O que se passou a partir de 1981 foi obviamente uma conjugação de vontades individuais, a começar por quem era o editor da “Revista”, Vicente Jorge Silva, mas não podendo ser esquecido que o sinal verde veio do então director do “Expresso”, Marcelo Rebelo de Sousa. Talvez hoje se possa observar melhor, considerando as personalidades, que foi também o facto de o primeiro caderno estar tão politicamente vocacionado que permitiu um outro tipo de abordagens, não estritamente culturais mas que certamente de forte matriz cultural, na abordagem reflexiva da actualidade. E, depois, o estilo da “Revista” estava no ar do tempo, de um certo “culto cultural” mesmo, até de uma estetização do quotidiano, na qual, pelos menos nos primeiros anos, se fazia sentir a ressaca do “tudo político” de 1974/75 — e este quadro, que tem de ser atendido, não é propício a exercícios meramente nostálgicos.

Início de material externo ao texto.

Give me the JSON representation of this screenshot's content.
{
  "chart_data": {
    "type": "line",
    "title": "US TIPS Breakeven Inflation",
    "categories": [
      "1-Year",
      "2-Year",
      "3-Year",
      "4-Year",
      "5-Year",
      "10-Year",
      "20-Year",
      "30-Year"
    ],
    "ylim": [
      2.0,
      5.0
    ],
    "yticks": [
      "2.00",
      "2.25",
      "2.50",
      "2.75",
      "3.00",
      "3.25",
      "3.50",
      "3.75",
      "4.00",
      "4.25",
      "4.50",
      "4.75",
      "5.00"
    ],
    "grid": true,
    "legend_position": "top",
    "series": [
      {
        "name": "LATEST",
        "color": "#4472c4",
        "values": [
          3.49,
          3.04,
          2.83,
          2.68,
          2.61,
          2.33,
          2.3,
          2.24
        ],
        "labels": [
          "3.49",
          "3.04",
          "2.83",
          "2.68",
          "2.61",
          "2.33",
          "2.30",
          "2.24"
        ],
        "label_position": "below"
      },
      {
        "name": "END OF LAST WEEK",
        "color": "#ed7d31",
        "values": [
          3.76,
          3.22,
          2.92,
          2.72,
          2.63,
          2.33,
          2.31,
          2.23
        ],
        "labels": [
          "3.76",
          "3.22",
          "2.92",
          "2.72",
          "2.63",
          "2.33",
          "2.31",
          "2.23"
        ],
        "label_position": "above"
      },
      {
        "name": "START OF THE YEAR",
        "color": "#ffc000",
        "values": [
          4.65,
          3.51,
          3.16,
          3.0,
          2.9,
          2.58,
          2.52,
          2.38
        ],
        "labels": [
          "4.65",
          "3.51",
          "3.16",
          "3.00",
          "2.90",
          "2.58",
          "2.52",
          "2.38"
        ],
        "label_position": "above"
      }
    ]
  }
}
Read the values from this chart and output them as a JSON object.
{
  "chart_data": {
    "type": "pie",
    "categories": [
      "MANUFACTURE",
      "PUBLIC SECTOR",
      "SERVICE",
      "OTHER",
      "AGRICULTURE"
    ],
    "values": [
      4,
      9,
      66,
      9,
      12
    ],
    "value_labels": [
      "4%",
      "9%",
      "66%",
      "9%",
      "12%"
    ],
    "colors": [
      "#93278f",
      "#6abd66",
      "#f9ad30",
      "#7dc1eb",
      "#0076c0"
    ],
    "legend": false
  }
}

Em 1989, quando o núcleo da “Revista” saiu (saímos) para fundar o PÚBLICO, a aposta inicial tinha sido largamente lograda, culturalmente mas também economicamente, com a continuada expansão do semanário, que, como os números provam, começou em processo de subida em paralelo à implantação da “Revista”. Em 1989, pensar-se-ia que a experiência mediática-cultural adquirida poderia ter continuidade bifurcada, na “Revista” que permanecia no “Expresso” e no PÚBLICO, que ousava também ensaiar numa articulação de actualidade diária e suplementos semanais, um legado que afinal estivera na base da sua própria contratualização. Uma e outra expectativa desvaneceram-se.
A revista do “Expresso” deixou há muito de ser, vagamente sequer, uma referência cultural. O que é entendido como “cultura”, os objectos de “cultura culta” se quisermos, estão num “ghetto” virtual, arrumados no “Cartaz”, que aliás com a sua actual fórmula está prestes a deixar de existir — donde se arrumará definitivamente o rasto de qualquer espectro [é o “Actual”, tal como ora existe]. De facto, não deixa de haver uma certa ideia cultural subjacente a essa mostra social do “Expresso” que é o caderno “Vidas”. E esse, aí, “é o que está a dar”...
No respeitante ao PÚBLICO, é de recordar que os suplementos foram dos primeiros a ser afectados, quando se tornou óbvio um sobredimensionamento do projecto (no qual, obviamente, tenho uma quota-parte de responsabilidades). Iniciada faz agora dois anos, a actual “arrumação” com os suplementos Y e Mil Folhas não é apenas mais uma das várias que se foram sucedendo. A ela está subjacente uma superação da matriz original, curiosamente retomando no entanto uma outra mais tradicional, aquela mesma que a experiência do “Expresso — A Revista” nos anos 80 tinha suscitado a ilusão de ter sido superada: uma diferenciada vocação da “cultura de massas” no Y e da “cultura de elites”, sobretudo de fortes marcas literárias, no Mil Folhas. Será a “ordem natural das coisas”?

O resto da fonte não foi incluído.